С Александром Моисеевичем мы познакомились в Лондоне, когда я там жил весной 1989 г., в первой своей вылазке из России на Запад. Было два вечера плотного общения - достаточно, чтобы почувствовать сердечное расположение к этому человеку и вместе с тем осознать границы нашего взаимопонимания.
Мы бродили по Лондону, заходили (вечером 12 апреля) в его университет и в его кабинет, где АМ достал из личного холодильника и угостил каким-то мягким алкоголем. Меня, привыкшего к тому, что университет (МГУ) - это набор казенных мест (деканат, кафедры, лаборатории, учебные аудитории), приятно удивило само наличие в нем столь частного пространства и возможность распить в нем бутылочку. В другой вечер мы бродили вокруг каких-то прудов, обставленных уютными фонарями, и их огоньки сначала расплывались в тумане, потом отражались в воде, что напоминало мне мерцание нашей беседы: много бликов, но никакого движения, и даже трудно представить то направление, куда она могла бы вести. По сферам интересов у нас обнаружилось не так много общего. АМ не интересовала Россия и постмодерн, а у меня не нашлось достаточного внутреннего отзыва на Индию и буддизм. Тем более, что в это время АМ занимался уже чем-то другим, кажется, масонами. И выяснилось, что ни в какие буддистские храмы он не ходит и даже места их в Лондоне ему не известны (я и то, прожив месяца два, уже имел к тому времени буддистско-лондонский опыт, поскольку любознательному человеку, просто бродящему по улицам многоверного города, от этого невозможно уклониться).

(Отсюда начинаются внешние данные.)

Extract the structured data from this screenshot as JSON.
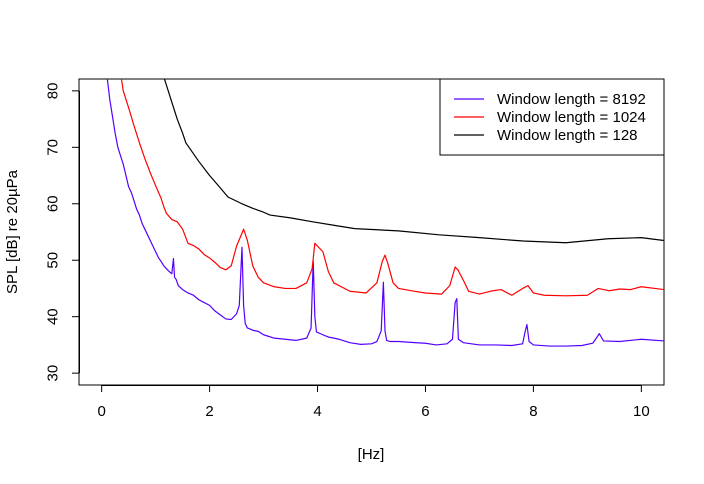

Я познакомился с АМ через его жену, активную прихожанку церкви митрополита Антония Сурожского, с которым за несколько дней до этого у меня состоялись две душепотрясающие беседы, и поэтому контраст двух типов общения, сверхнаправленного и ненаправленного, был особенно резким. АМ читал мою книгу "Парадоксы новизны" и сделал ряд легких замечаний, с которыми я начал было спорить, но быстро сообразил, что даже дружеский идейный конфликт или логический спор с АМ вряд ли нужен и возможен. Он не выдвигал логических аргументов, он просто играл, бурлил мыслью, он сверкал парадоксами, он говорил много умных и теплых вещей, которые вряд ли были его убеждениями, потому что буддисту и не пристало иметь убеждений. Он очень оживлялся, высказывая какую-то мысль, и казалось, что это и был его способ оживиться, повысить свой тонус и настроение. Его высказывания не были связаны какой-то последовательностью или системой, они "торчали" в разные стороны и, если вдуматься, даже противоречили себе. Так какой же смысл противоречить человеку, если он сам себе противоречит так легко, спокойно и весело? Он просто тешил себя и меня философическими остротами, скептическими переоценками любого слова или понятия, как только ему придавалась хоть какая-то принципиальность, так что связный разговор рассыпался от этих мгновенных деконструкций. Этим можно было любоваться, это можно было вкушать, как пенящийся коктейль, но сцепляться логически, убеждать, переубеждать было бы нарушением правил этой игры. Да и зачем? я ведь сам не люблю споров и уговоров. Так, проговорив вечера два, мы и разошлись, как мне кажется, вполне довольные друг другом и малостью тех претензий и надежд, которыми мы друг друга обременили. О книгах его, о том, какую он воздвиг Память о себе, я здесь говорить не буду: это доступно всем, я же хотел лишь поделиться своим крошечным воспоминанием. Мир праху его, вечная память его летучему творческому существу!